Another component of the architecture of a DW is OLAP systems. These types of systems are aimed at carrying out strategic analyzes of the information contained in a DW in an ad-hoc manner. Strategic analyzes require a dynamic and multidimensional vision of the information that is different from that found in OLTP systems.
This type of analysis is aimed at processing large volumes of data so that the evolution of the business can be measured over time, by making comparisons, studying indicators, deviations, etc. This requires the possibility of Top Down analysis, that is, these systems must have the necessary dynamism to allow the reformulation of the query made according to the analysis of the results obtained in the first instance.

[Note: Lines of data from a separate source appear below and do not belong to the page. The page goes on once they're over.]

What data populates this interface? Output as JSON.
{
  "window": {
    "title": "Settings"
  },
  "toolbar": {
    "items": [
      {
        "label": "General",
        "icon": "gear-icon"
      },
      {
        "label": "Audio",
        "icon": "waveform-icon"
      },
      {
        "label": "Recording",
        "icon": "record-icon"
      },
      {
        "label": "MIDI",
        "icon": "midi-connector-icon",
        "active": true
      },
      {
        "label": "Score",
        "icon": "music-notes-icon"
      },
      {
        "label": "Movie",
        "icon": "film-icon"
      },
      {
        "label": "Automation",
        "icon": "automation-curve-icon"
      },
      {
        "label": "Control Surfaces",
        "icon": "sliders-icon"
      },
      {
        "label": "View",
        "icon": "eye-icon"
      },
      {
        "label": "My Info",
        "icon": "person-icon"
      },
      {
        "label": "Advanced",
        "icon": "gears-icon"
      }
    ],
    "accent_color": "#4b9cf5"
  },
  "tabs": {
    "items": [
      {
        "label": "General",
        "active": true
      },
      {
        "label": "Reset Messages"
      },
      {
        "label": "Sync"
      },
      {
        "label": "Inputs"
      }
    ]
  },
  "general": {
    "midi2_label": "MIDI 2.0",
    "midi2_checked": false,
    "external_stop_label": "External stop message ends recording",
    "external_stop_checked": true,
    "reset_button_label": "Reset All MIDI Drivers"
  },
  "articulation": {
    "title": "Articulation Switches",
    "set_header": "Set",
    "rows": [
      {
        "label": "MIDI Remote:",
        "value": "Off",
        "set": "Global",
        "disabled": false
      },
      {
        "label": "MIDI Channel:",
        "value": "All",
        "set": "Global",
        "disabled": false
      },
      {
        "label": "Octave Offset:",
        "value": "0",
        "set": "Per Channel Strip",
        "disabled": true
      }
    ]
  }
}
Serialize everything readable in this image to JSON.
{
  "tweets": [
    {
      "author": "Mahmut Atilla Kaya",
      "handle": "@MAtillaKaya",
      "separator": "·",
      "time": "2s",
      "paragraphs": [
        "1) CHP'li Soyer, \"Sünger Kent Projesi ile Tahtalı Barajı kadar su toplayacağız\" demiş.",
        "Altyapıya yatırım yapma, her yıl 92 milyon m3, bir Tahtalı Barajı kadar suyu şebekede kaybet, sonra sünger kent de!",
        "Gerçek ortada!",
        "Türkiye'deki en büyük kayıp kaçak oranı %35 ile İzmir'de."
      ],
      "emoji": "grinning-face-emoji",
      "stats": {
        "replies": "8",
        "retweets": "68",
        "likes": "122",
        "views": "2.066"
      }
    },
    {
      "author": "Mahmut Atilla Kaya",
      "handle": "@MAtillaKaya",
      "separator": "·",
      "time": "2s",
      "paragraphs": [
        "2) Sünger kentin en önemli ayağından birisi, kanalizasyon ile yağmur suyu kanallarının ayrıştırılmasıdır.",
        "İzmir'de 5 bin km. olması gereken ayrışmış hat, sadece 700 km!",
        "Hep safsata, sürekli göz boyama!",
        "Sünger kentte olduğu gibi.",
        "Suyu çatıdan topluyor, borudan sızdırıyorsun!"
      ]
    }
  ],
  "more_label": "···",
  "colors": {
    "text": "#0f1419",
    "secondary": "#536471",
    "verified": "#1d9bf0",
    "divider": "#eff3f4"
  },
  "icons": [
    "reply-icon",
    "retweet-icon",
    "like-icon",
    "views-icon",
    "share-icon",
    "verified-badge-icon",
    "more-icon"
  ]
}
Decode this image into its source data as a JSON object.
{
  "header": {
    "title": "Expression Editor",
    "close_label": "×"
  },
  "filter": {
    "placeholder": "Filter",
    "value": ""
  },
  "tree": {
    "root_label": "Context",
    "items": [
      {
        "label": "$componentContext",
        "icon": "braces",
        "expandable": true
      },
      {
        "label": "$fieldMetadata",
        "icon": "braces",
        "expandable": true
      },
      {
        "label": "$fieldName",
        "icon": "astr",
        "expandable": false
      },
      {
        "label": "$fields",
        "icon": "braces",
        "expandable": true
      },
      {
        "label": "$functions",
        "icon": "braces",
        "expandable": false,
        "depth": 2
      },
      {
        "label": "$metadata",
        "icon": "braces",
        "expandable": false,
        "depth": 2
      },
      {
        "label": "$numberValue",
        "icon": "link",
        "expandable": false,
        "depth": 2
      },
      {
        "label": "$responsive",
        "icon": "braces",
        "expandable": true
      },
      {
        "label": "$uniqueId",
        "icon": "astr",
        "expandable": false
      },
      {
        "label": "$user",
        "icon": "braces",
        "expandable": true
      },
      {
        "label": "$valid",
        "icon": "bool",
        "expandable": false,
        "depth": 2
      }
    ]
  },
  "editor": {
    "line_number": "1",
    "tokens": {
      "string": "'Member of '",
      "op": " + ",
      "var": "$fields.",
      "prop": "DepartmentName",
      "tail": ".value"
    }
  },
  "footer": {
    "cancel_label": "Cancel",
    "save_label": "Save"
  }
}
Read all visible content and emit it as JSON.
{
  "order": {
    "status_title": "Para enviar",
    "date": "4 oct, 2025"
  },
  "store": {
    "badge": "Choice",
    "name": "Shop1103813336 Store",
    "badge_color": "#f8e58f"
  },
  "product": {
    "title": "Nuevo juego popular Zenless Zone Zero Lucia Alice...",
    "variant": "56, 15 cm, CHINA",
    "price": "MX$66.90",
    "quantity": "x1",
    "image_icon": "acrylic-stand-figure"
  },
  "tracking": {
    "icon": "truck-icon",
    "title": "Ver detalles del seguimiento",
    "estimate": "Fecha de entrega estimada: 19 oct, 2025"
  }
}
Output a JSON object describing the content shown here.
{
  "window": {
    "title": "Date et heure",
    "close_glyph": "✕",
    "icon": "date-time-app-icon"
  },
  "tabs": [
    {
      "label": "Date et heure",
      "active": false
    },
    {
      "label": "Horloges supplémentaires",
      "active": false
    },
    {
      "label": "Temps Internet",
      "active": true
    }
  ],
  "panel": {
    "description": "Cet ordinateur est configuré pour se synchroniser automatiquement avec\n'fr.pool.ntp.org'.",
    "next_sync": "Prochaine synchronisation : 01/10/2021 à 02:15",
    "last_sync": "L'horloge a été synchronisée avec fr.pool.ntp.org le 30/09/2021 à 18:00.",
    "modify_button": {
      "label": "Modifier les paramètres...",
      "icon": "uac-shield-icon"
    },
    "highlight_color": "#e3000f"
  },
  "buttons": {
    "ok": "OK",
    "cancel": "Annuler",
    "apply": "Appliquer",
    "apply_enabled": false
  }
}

There are two basic ways to carry out this task:
- Simple Accumulation. Simple accumulation is undoubtedly the simplest and most common, and consists of summarizing or summarizing all the transactions included in the selected period of time and transporting the result as a single transaction to the DW.
- Rolling. The Rolling process, for its part, is applied in cases where it is chosen to maintain various levels of granularity. For this, summary information is stored at different levels, corresponding to different groupings of the time unit.
Design of a Data Warehouse
To build a Data Warehouse you need tools to help the migration and transformation of the data to the data warehouse. Already built, means are required to handle large volumes of information. Depending on the internal structure of the data warehouse and especially the type of queries to be made, the architecture of the data warehouse is designed .
With this criterion, the data must be distributed among numerous Data Marts. In order to tackle a Data Warehouse project, it is necessary to carry out some general issues of the Organization:
- Current Environment: Any proposed Data Warehouse solution must be highly oriented to business needs and must be compatible with the company’s existing and planned technical architecture.
- Business Environment: It is essential to have exact knowledge about the type of business of the Organization and the support that the information represents within its entire decision-making process.
- Technical Environment: Both the hardware environment aspect must be included: mainframes, servers, networks, as well as applications and tools. Decision Support Systems will be emphasized, if they currently exist, how they operate, etc.
- User expectations. : A Data Warehouse project is not a technological project, it is a way of life for organizations and as such, it must have the support of all users and their belief in its goodness.
- Stages of Development: With prior knowledge, the development of a conceptual strategy for the construction of a DW is already underway.
- Business Environment: It is essential to have exact knowledge about the type of business of the organization and the support that the information represents within its entire decision-making process.
- Prototype: A prototype is an effort to simulate as much as possible the product that will be delivered to users.
- Pilot: The Data Warehouse pilot is simply the first of many iterative efforts to be made to build a Data Warehouse.
- Technological Concept Test: This is an optional step that may be needed to determine if the specified DW architecture will ultimately perform as expected.